These are raw notes taken at RustConf during the “Traits and Threads” workshop put on by Aaron Turon

All Exercises

  • Methods are function that accept self
  • &self.items == &(self.items) where the borrow (&) is for the item, not for self.
  • Structs have no default value, requires creating all values.
  • mut as mute not like a mixed breed dog

Abstraction: The Plan

  • Generics
  • Traits
  • As Interfaces
  • For Code Resuse
  • For Perator Overloading
  • Trait Objects

Traits are rusts interfaces.

trait Print {
    fn print(&self);
}

impl Print for u64 {
    fn print(&self) { println!("{}", self) }
}

impl Print for char {
    fn print(&self) { println!("'{}'"), self) }
}

Question:
What happens if you try to define the same trait or impl that is defined already by someone else? (naming collisions etc)

Answer:
Naming collisions follow normal examples but when you try to write an interface for a type that you don’t own (code gluing) you will run in to Coherence issues, for any given trait and type there is a single implementation known to the compiler.


Question:
Why does the compiler allow “different” match arms?

Answer:
Given the below code: total += price is an expression and return None Breaks out of the function, so the compiler “assigns” it the type you need. It’s a “get out of jail free card.”

The Exercise:

let mut total = 0.0;

for item in shopping_list {
    match provider.price(item) {
        Some(price) => total += price,
        None => return None
    }
}

Some(total)

Reuse: Default Methods

Questions: Should we write methods, or functions?

When in doubt, lean on methods. Writing things as methods instead of functions allows for writing different impls for those methods.


Reuse: Layering

trait Clone {
    fn clone(&self) -> Self;
}

impl<T: Clone, U: Clone> Clone for (T, U) {
    fn clone(&self) -> (T, U) {
        (self.0.clone(), self.1.clone())
    }
}

impl<T: Clone> Clone for Vec<T> {  }

Question:
We’re using traits in places where we could use types, what is the relationship between traits and types?

Answer:
We’re not yet using traits in a place where types are expected. We’re saying T: is an addon that something has to be true for the type that we’re given. Traits are not types, they are information about types.


Question:
Why T & U?

Answer:
T for type, and U because it’s the next letter in the alphabit.


Question:
Could I defined a generic that says it can not have a specific trait.

Answer:
In most cases you wouldn’t need to although it is possible using some pretty advanced techniques.


Objects

Containers are homogeneous. Traits can kind of be used as types.

trait Print {
    fn print(&self);
}

fn print_slice(slice: &[&Print]) {
    for elem in slice { elem.print(); }
}

fn main() {
    let slice: &[&Print] = &...
}

[&Print] is actually an array of pointers, as pointers are all the same sized. vs a Char and Item which would be mixed sizes. The compiler will perform this type of abstraction for you.

Generics vs Objects

Generics ( aka zero cost abstractions)

  • Work for singletons
  • Work for uniform collection
  • Provide static dispatch
  • Good for performance

Objects

  • Must live behind a pointer
  • Work for heterogeneous collections
  • Provide dynamic dispatch
  • Bad for performance

Threads

Moden Parallel systems programming without the hassle, crashes, heisenbugs, fear.

Multiparadigm

  • Message passing
  • Mutable shared memory

Principals of compiler design

No data races, No matter what, regardless of paradigm.

What are data races?
Two unsynchronized threads accessing the same data where at lease one writes.

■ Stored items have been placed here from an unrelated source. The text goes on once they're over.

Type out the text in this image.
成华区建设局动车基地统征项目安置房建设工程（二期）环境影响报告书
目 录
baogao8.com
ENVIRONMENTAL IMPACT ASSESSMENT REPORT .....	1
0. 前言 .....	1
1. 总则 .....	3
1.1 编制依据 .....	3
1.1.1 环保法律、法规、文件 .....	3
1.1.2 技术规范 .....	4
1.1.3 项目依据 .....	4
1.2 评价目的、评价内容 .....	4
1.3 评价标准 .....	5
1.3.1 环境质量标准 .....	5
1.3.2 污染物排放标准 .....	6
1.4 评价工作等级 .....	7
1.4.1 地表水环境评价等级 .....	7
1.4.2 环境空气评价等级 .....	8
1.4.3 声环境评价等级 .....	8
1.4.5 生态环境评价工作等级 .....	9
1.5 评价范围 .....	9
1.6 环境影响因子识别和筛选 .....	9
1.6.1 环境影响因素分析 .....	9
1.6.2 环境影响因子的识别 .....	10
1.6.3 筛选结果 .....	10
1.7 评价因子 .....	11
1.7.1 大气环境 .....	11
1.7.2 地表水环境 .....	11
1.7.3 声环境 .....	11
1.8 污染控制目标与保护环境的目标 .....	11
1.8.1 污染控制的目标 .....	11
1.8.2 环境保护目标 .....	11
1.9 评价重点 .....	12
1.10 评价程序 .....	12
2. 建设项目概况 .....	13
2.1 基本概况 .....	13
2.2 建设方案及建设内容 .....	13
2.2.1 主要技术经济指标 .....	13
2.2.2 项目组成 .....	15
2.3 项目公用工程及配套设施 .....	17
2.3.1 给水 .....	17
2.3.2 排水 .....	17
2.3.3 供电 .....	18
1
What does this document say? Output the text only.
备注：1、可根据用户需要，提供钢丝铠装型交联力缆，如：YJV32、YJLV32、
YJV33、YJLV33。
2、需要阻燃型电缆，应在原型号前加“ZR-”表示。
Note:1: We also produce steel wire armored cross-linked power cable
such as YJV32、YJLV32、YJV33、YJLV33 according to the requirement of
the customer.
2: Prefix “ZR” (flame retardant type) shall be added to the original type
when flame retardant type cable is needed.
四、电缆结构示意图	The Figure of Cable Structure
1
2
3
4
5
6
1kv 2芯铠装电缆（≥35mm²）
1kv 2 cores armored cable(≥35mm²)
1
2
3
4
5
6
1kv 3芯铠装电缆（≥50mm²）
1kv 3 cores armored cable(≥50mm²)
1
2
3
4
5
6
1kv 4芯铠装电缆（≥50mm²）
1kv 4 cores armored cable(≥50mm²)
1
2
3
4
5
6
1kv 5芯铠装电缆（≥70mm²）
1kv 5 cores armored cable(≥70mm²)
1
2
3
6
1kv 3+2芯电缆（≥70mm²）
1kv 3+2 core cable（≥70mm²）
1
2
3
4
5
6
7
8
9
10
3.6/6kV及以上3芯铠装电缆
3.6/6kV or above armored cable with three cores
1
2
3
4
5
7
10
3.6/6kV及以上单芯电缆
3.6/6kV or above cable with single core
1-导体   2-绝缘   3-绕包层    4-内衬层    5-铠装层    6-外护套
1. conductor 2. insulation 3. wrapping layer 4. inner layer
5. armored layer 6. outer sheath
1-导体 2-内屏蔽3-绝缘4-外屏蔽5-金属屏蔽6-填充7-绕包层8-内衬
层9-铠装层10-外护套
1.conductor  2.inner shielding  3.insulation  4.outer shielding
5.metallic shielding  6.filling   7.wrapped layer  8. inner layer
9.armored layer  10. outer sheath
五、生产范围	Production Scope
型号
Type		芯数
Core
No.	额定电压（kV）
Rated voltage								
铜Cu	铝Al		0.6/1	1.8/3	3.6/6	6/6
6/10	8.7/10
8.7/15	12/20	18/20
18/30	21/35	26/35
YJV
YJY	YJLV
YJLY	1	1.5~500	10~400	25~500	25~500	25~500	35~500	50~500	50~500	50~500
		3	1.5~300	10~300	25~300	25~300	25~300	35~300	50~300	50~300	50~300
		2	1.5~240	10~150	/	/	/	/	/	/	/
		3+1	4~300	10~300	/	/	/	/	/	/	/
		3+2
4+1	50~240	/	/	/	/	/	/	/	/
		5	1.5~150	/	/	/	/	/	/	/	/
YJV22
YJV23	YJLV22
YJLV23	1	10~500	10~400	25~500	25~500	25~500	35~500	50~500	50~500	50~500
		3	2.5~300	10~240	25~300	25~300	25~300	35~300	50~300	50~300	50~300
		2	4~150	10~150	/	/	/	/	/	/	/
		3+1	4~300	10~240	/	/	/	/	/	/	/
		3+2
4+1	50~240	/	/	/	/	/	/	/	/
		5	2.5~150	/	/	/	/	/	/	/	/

Ingredients of a data race:

  • Aliasing (multiple things with access to the same thing)
  • Mutation (at least one thread is writing)
  • No ordering (compiler has no idea this is happening and will optimize assuming it’s not happening)

Ownership and borrowing system is at the core of ensuring you can have both aliasing or mutation, but never at the same time. No data races = No accidentally-shared state.

All sharing is explicit. No threads can have access to this thing while your thread has access to it.

Each thread will move and take ownership of variables passed to that thread. Usage in the main thread is no longer permitted, and you’ll get a compile time error.

Sharing immutable data between threads?
Use std::sync::Arc. With Arc you can not know at what point it will be deallocated. It eliminates itself once all threads have finished with itself. Arc keeps a count for how much it’s been cloned and when it’s dropped it decrements and eliminates itself once at 0.

Static lifetime is exempt and allowed to be passed to different threads.

Channels

Two threads can transfer ownership of data through a channel. Channels create a transmitter and a receiver. Tx and Rx can be passed to threads. Whoever has the Tx, can send data to whoever owns the Rx.

Locks

Mutex is a name for a lock. Mutual exclusion. Rust fundamentally uses ownership to manage unlocks of locks you’ve taken. You never need to unlock or let go of the data.